Patterns and drivers of components of biodiversity in a Chesapeake Bay groundfish assemblage (NSF Dimensions of Biodiversity Distributed Graduate Seminar)
Reconciling local and regional processes is a fundamental question in ecology, and diversity can help us better understand and address this question. More importantly, we are beginning to realize that different aspects of diversity, including taxonomic, functional, and phylogenetic, can better elucidate the drivers of diversity across spatial scales. Along with several other graduate students at VIMS, we have been using data from long-term fisheries stock assessments in the Chesapeake Bay to address ecological questions, integrating morphological, life historical, and genetic data to describe diversity in this dynamic and important estuarine system. We found that the evenness with which biomass is distributed along functional and phylogenetic trees has large implications for patterns of groundfish diversity, sustaining peaks well into the fall, after many species have migrated out of the Bay.

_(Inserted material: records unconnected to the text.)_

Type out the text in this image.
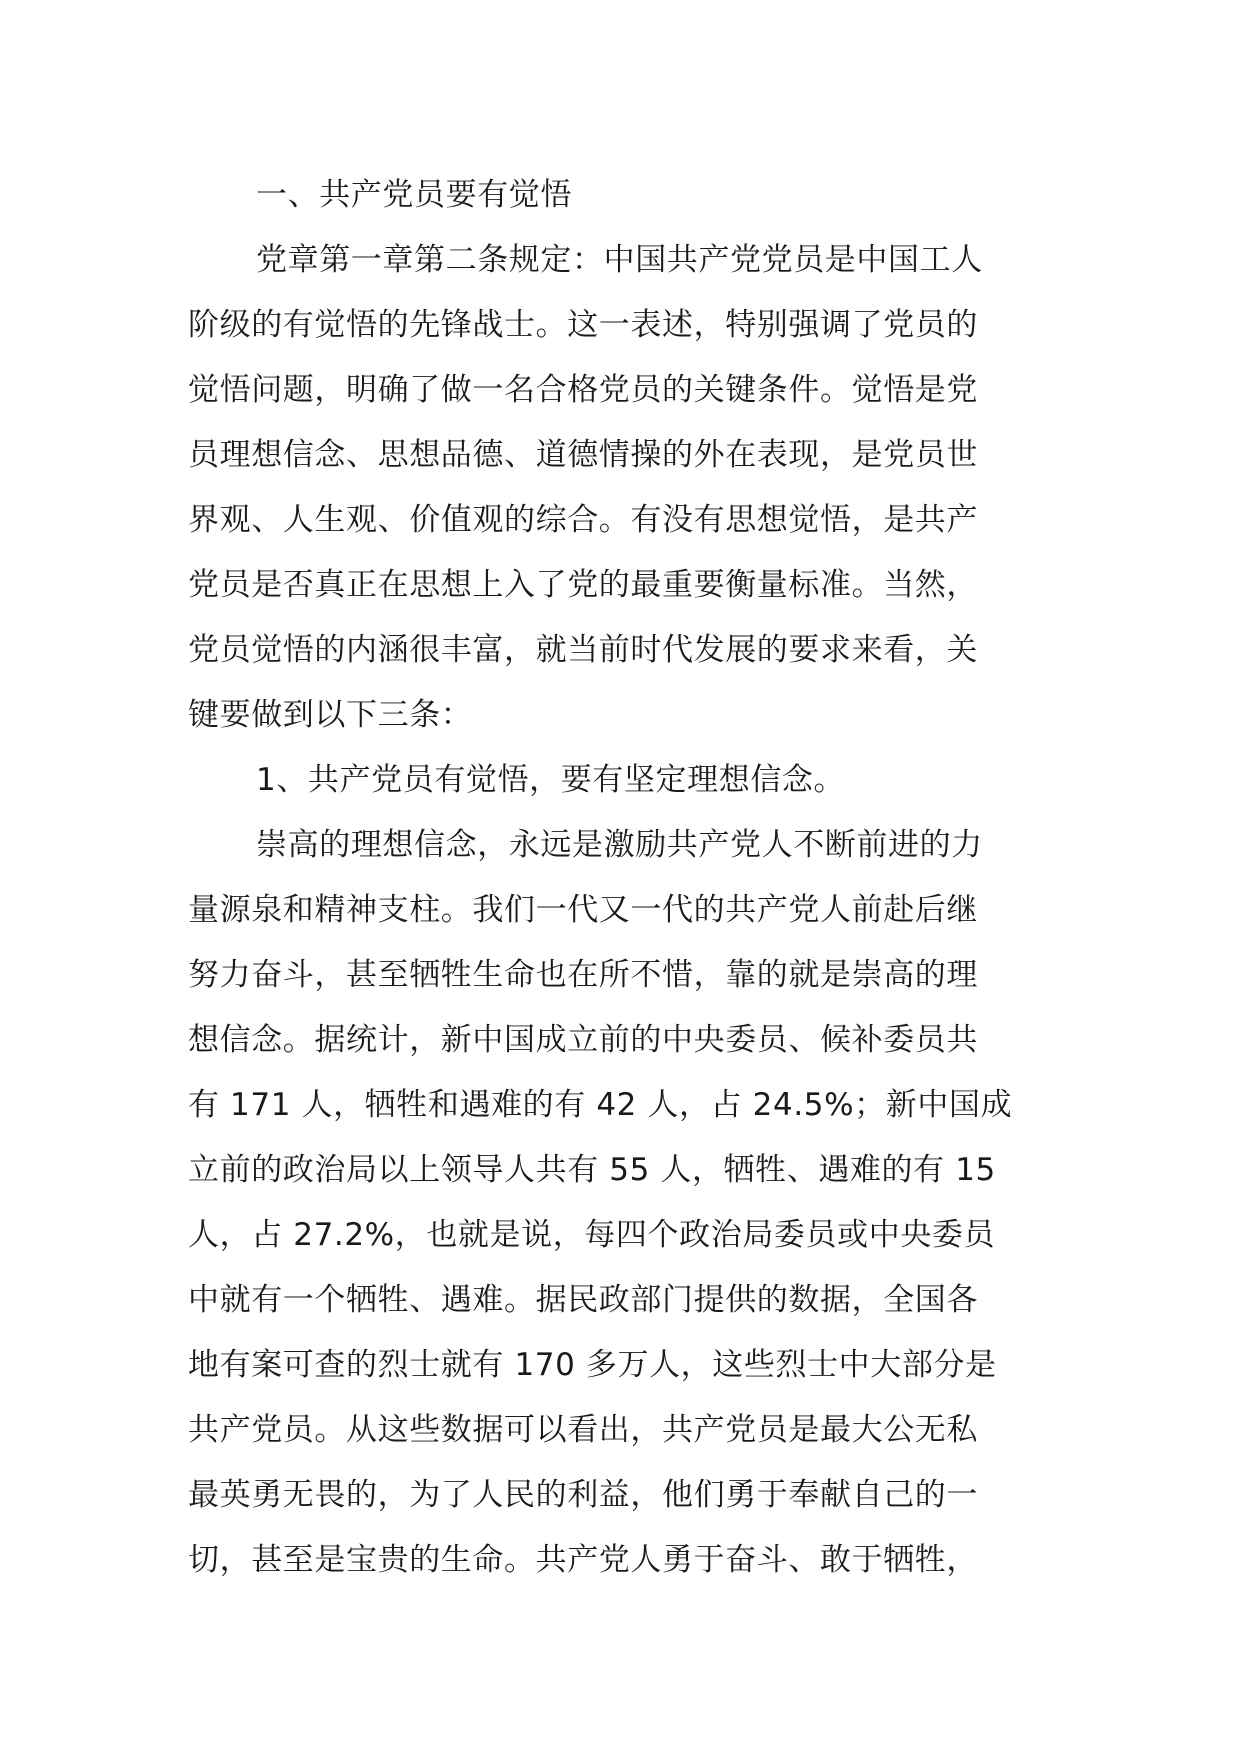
一、共产党员要有觉悟
党章第一章第二条规定：中国共产党党员是中国工人
阶级的有觉悟的先锋战士。这一表述，特别强调了党员的
觉悟问题，明确了做一名合格党员的关键条件。觉悟是党
员理想信念、思想品德、道德情操的外在表现，是党员世
界观、人生观、价值观的综合。有没有思想觉悟，是共产
党员是否真正在思想上入了党的最重要衡量标准。当然，
党员觉悟的内涵很丰富，就当前时代发展的要求来看，关
键要做到以下三条：
1、共产党员有觉悟，要有坚定理想信念。
崇高的理想信念，永远是激励共产党人不断前进的力
量源泉和精神支柱。我们一代又一代的共产党人前赴后继
努力奋斗，甚至牺牲生命也在所不惜，靠的就是崇高的理
想信念。据统计，新中国成立前的中央委员、候补委员共
有 171 人，牺牲和遇难的有 42 人，占 24.5%；新中国成
立前的政治局以上领导人共有 55 人，牺牲、遇难的有 15
人，占 27.2%，也就是说，每四个政治局委员或中央委员
中就有一个牺牲、遇难。据民政部门提供的数据，全国各
地有案可查的烈士就有 170 多万人，这些烈士中大部分是
共产党员。从这些数据可以看出，共产党员是最大公无私
最英勇无畏的，为了人民的利益，他们勇于奉献自己的一
切，甚至是宝贵的生命。共产党人勇于奋斗、敢于牺牲，
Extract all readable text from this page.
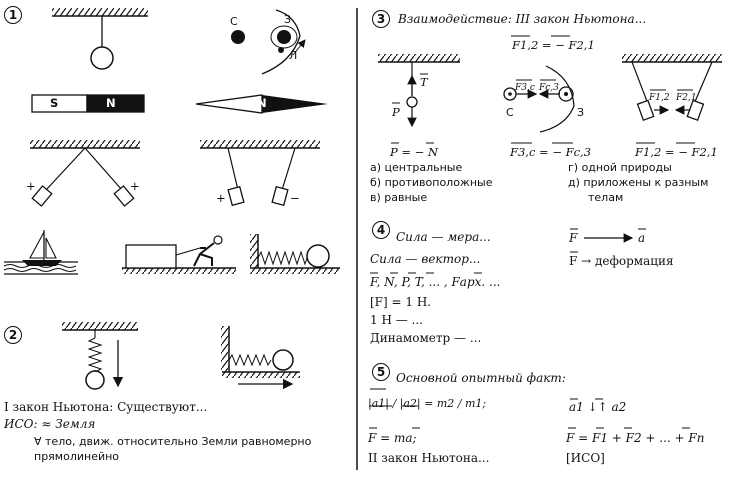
1	С	З
Л
S	N	N
+	+
+	−
2
I закон Ньютона: Существуют...
ИСО: ≈ Земля
∀ тело, движ. относительно Земли равномерно
прямолинейно
3	Взаимодействие: III закон Ньютона...
F1,2 = − F2,1
T
P
P = − N
F3,с Fс,3
С	З
F1,2 F2,1
F3,с = − Fс,3	F1,2 = − F2,1
а) центральные
б) противоположные
в) равные
г) одной природы
д) приложены к разным
телам
4 Сила — мера...
Сила — вектор...
F, N, P, T, ... , Fарх. ...
[F] = 1 Н.
1 Н — ...
Динамометр — ...
F	a
F → деформация
5 Основной опытный факт:
|a1| / |a2| = m2 / m1;
F = ma;
II закон Ньютона...
a1 ↓↑ a2
F = F1 + F2 + ... + Fn
[ИСО]
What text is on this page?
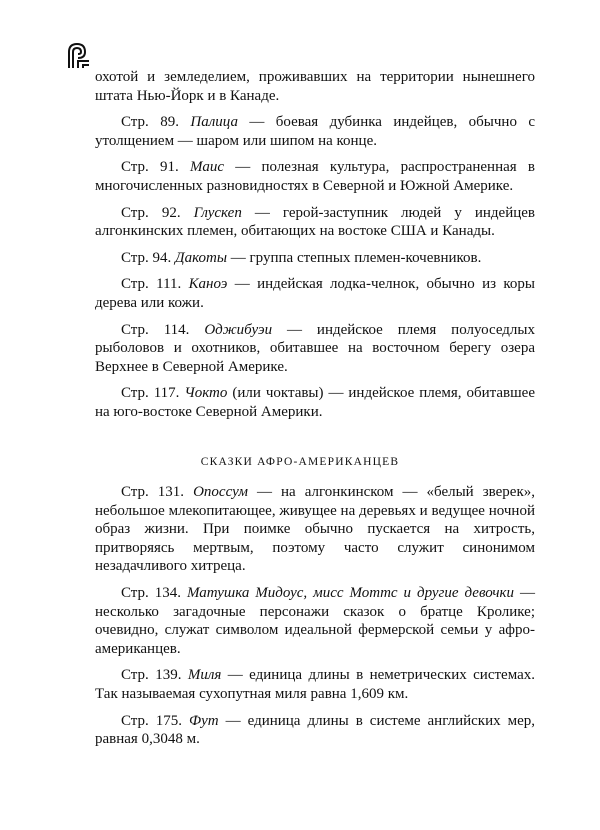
охотой и земледелием, проживавших на территории нынешнего штата Нью-Йорк и в Канаде.

Стр. 89. Палица — боевая дубинка индейцев, обычно с утолщением — шаром или шипом на конце.

Стр. 91. Маис — полезная культура, распространенная в многочисленных разновидностях в Северной и Южной Америке.

Стр. 92. Глускеп — герой-заступник людей у индейцев алгонкинских племен, обитающих на востоке США и Канады.

Стр. 94. Дакоты — группа степных племен-кочевников.

Стр. 111. Каноэ — индейская лодка-челнок, обычно из коры дерева или кожи.

Стр. 114. Оджибуэи — индейское племя полуоседлых рыболовов и охотников, обитавшее на восточном берегу озера Верхнее в Северной Америке.

Стр. 117. Чокто (или чоктавы) — индейское племя, обитавшее на юго-востоке Северной Америки.

СКАЗКИ АФРО-АМЕРИКАНЦЕВ

Стр. 131. Опоссум — на алгонкинском — «белый зверек», небольшое млекопитающее, живущее на деревьях и ведущее ночной образ жизни. При поимке обычно пускается на хитрость, притворяясь мертвым, поэтому часто служит синонимом незадачливого хитреца.

Стр. 134. Матушка Мидоус, мисс Моттс и другие девочки — несколько загадочные персонажи сказок о братце Кролике; очевидно, служат символом идеальной фермерской семьи у афро-американцев.

Стр. 139. Миля — единица длины в неметрических системах. Так называемая сухопутная миля равна 1,609 км.

Стр. 175. Фут — единица длины в системе английских мер, равная 0,3048 м.
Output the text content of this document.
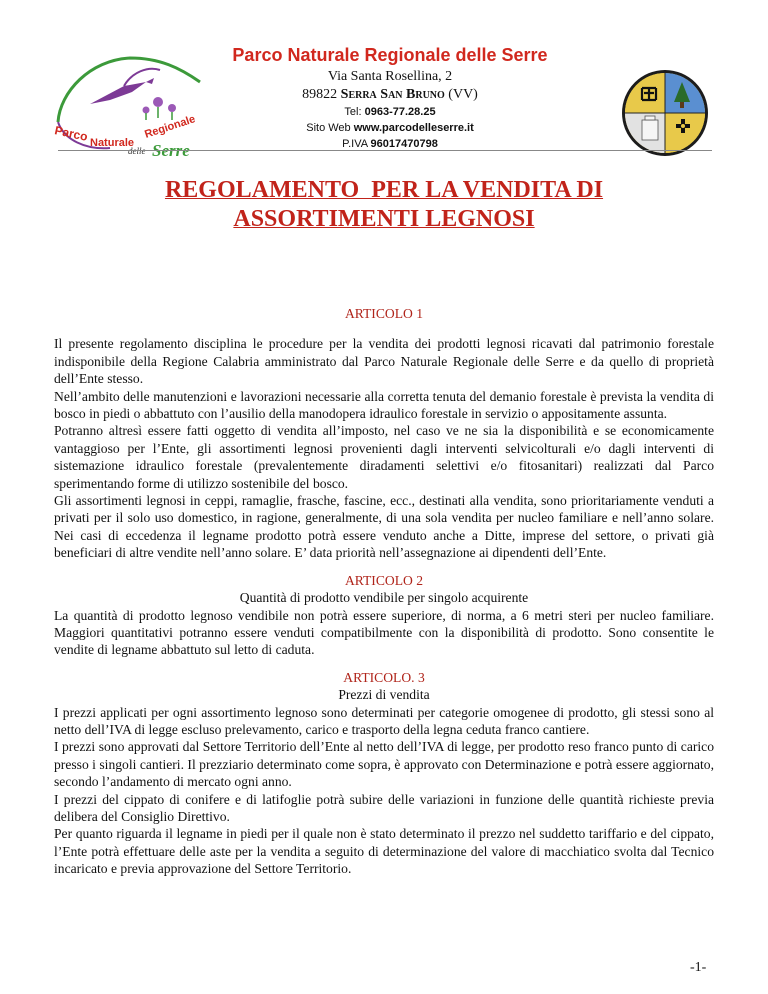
Parco Naturale
Regionale
delle Serre
Parco Naturale Regionale delle Serre
Via Santa Rosellina, 2
89822 Serra San Bruno (VV)
Tel: 0963-77.28.25
Sito Web www.parcodelleserre.it
P.IVA 96017470798
REGOLAMENTO  PER LA VENDITA DI
ASSORTIMENTI LEGNOSI
ARTICOLO 1

Il presente regolamento disciplina le procedure per la vendita dei prodotti legnosi ricavati dal patrimonio forestale indisponibile della Regione Calabria amministrato dal Parco Naturale Regionale delle Serre e da quello di proprietà dell’Ente stesso.

Nell’ambito delle manutenzioni e lavorazioni necessarie alla corretta tenuta del demanio forestale è prevista la vendita di bosco in piedi o abbattuto con l’ausilio della manodopera idraulico forestale in servizio o appositamente assunta.

Potranno altresì essere fatti oggetto di vendita all’imposto, nel caso ve ne sia la disponibilità e se economicamente vantaggioso per l’Ente, gli assortimenti legnosi provenienti dagli interventi selvicolturali e/o dagli interventi di sistemazione idraulico forestale (prevalentemente diradamenti selettivi e/o fitosanitari) realizzati dal Parco sperimentando forme di utilizzo sostenibile del bosco.

Gli assortimenti legnosi in ceppi, ramaglie, frasche, fascine, ecc., destinati alla vendita, sono prioritariamente venduti a privati per il solo uso domestico, in ragione, generalmente, di una sola vendita per nucleo familiare e nell’anno solare. Nei casi di eccedenza il legname prodotto potrà essere venduto anche a Ditte, imprese del settore, o privati già beneficiari di altre vendite nell’anno solare. E’ data priorità nell’assegnazione ai dipendenti dell’Ente.

ARTICOLO 2
Quantità di prodotto vendibile per singolo acquirente

La quantità di prodotto legnoso vendibile non potrà essere superiore, di norma, a 6 metri steri per nucleo familiare. Maggiori quantitativi potranno essere venduti compatibilmente con la disponibilità di prodotto. Sono consentite le vendite di legname abbattuto sul letto di caduta.

ARTICOLO. 3
Prezzi di vendita

I prezzi applicati per ogni assortimento legnoso sono determinati per categorie omogenee di prodotto, gli stessi sono al netto dell’IVA di legge escluso prelevamento, carico e trasporto della legna ceduta franco cantiere.

I prezzi sono approvati dal Settore Territorio dell’Ente al netto dell’IVA di legge, per prodotto reso franco punto di carico presso i singoli cantieri. Il prezziario determinato come sopra, è approvato con Determinazione e potrà essere aggiornato, secondo l’andamento di mercato ogni anno.

I prezzi del cippato di conifere e di latifoglie potrà subire delle variazioni in funzione delle quantità richieste previa delibera del Consiglio Direttivo.

Per quanto riguarda il legname in piedi per il quale non è stato determinato il prezzo nel suddetto tariffario e del cippato, l’Ente potrà effettuare delle aste per la vendita a seguito di determinazione del valore di macchiatico svolta dal Tecnico incaricato e previa approvazione del Settore Territorio.

-1-
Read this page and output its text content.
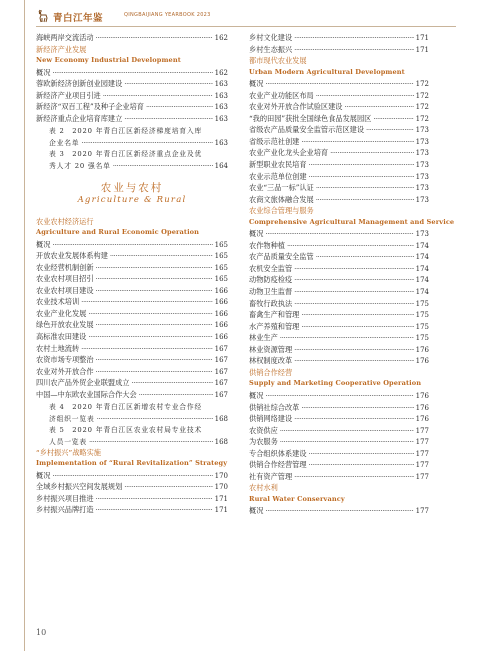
青白江年鉴	QINGBAIJIANG YEARBOOK 2023
海峡两岸交流活动 ·····	162
新经济产业发展
New Economy Industrial Development
概况 ·····	162
蓉欧新经济创新创业园建设 ·····	163
新经济产业项目引进 ·····	163
新经济“双百工程”及种子企业培育 ·····	163
新经济重点企业培育库建立 ·····	163
表 2　2020 年青白江区新经济梯度培育入库
企业名单 ·····	163
表 3　2020 年青白江区新经济重点企业及优
秀人才 20 强名单 ·····	164
农业与农村
Agriculture & Rural
农业农村经济运行
Agriculture and Rural Economic Operation
概况 ·····	165
开放农业发展体系构建 ·····	165
农业经营机制创新 ·····	165
农业农村项目招引 ·····	165
农业农村项目建设 ·····	166
农业技术培训 ·····	166
农业产业化发展 ·····	166
绿色开放农业发展 ·····	166
高标准农田建设 ·····	166
农村土地流转 ·····	167
农资市场专项整治 ·····	167
农业对外开放合作 ·····	167
四川农产品外贸企业联盟成立 ·····	167
中国—中东欧农业国际合作大会 ·····	167
表 4　2020 年青白江区新增农村专业合作经
济组织一览表 ·····	168
表 5　2020 年青白江区农业农村局专业技术
人员一览表 ·····	168
“乡村振兴”战略实施
Implementation of “Rural Revitalization” Strategy
概况 ·····	170
全域乡村振兴空间发展规划 ·····	170
乡村振兴项目推进 ·····	171
乡村振兴品牌打造 ·····	171
乡村文化建设 ·····	171
乡村生态振兴 ·····	171
都市现代农业发展
Urban Modern Agricultural Development
概况 ·····	172
农业产业功能区布局 ·····	172
农业对外开放合作试验区建设 ·····	172
“我的田园”获批全国绿色食品发展园区 ·····	172
省级农产品质量安全监管示范区建设 ·····	173
省级示范社创建 ·····	173
农业产业化龙头企业培育 ·····	173
新型职业农民培育 ·····	173
农业示范单位创建 ·····	173
农业“三品一标”认证 ·····	173
农商文旅体融合发展 ·····	173
农业综合管理与服务
Comprehensive Agricultural Management and Service
概况 ·····	173
农作物种植 ·····	174
农产品质量安全监管 ·····	174
农机安全监管 ·····	174
动物防疫检疫 ·····	174
动物卫生监督 ·····	174
畜牧行政执法 ·····	175
畜禽生产和管理 ·····	175
水产养殖和管理 ·····	175
林业生产 ·····	175
林业资源管理 ·····	176
林权制度改革 ·····	176
供销合作经营
Supply and Marketing Cooperative Operation
概况 ·····	176
供销社综合改革 ·····	176
供销网络建设 ·····	176
农资供应 ·····	177
为农服务 ·····	177
专合组织体系建设 ·····	177
供销合作经营管理 ·····	177
社有资产管理 ·····	177
农村水利
Rural Water Conservancy
概况 ·····	177
10
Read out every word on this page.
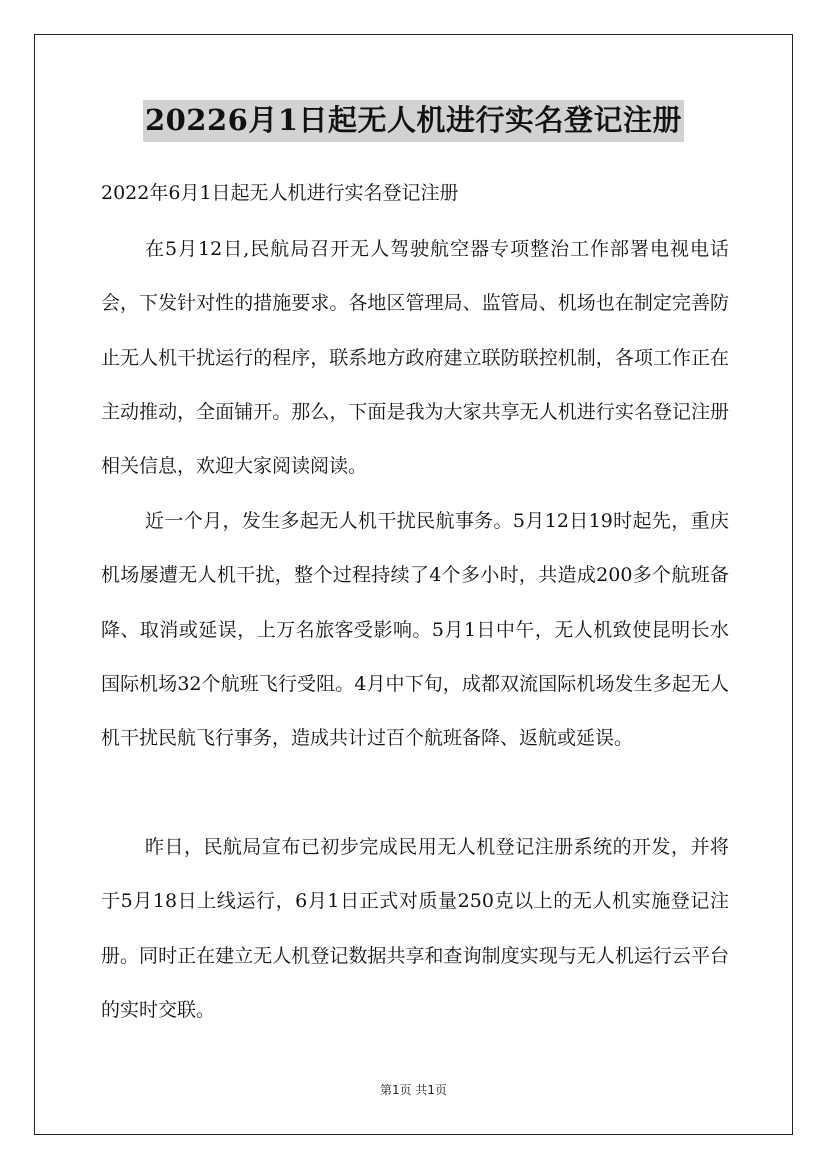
20226月1日起无人机进行实名登记注册
2022年6月1日起无人机进行实名登记注册

在5月12日,民航局召开无人驾驶航空器专项整治工作部署电视电话会，下发针对性的措施要求。各地区管理局、监管局、机场也在制定完善防止无人机干扰运行的程序，联系地方政府建立联防联控机制，各项工作正在主动推动，全面铺开。那么，下面是我为大家共享无人机进行实名登记注册相关信息，欢迎大家阅读阅读。

近一个月，发生多起无人机干扰民航事务。5月12日19时起先，重庆机场屡遭无人机干扰，整个过程持续了4个多小时，共造成200多个航班备降、取消或延误，上万名旅客受影响。5月1日中午，无人机致使昆明长水国际机场32个航班飞行受阻。4月中下旬，成都双流国际机场发生多起无人机干扰民航飞行事务，造成共计过百个航班备降、返航或延误。

昨日，民航局宣布已初步完成民用无人机登记注册系统的开发，并将于5月18日上线运行，6月1日正式对质量250克以上的无人机实施登记注册。同时正在建立无人机登记数据共享和查询制度实现与无人机运行云平台的实时交联。

第1页 共1页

This work has been done as part of the NSF Dimensions of Biodiversity Distributed Graduate Seminar, a novel educational model that unites graduate students at 15 universities globally to integrate research on biodiversity. You can read more about the network in this interview with Nature Jobs.
Impacts of micropredators on recently settled bay scallops (Virginia SeaGrant)
Seagrasses have been missing from Virginia’s coastal bays since the 1930s until recently, when efforts to restore this important foundational species have been massively successful. Now that the seagrass has been re-established, focus has turned to restoring other organisms that once relied on the seagrass habitat. The bay scallop, Argopecten irradians, was at one time a thriving fishery in these coastal bays, but has not been seen since the pandemic loss of seagrass. Successful restoration of the scallop requires knowledge of both the aquaculture and ecology of this species. Using a series of experimental assays, I showed for the first time that small invertebrate grazers can control populations of juvenile bay scallops through direct predation, with mortality reaching as much as 60% per day.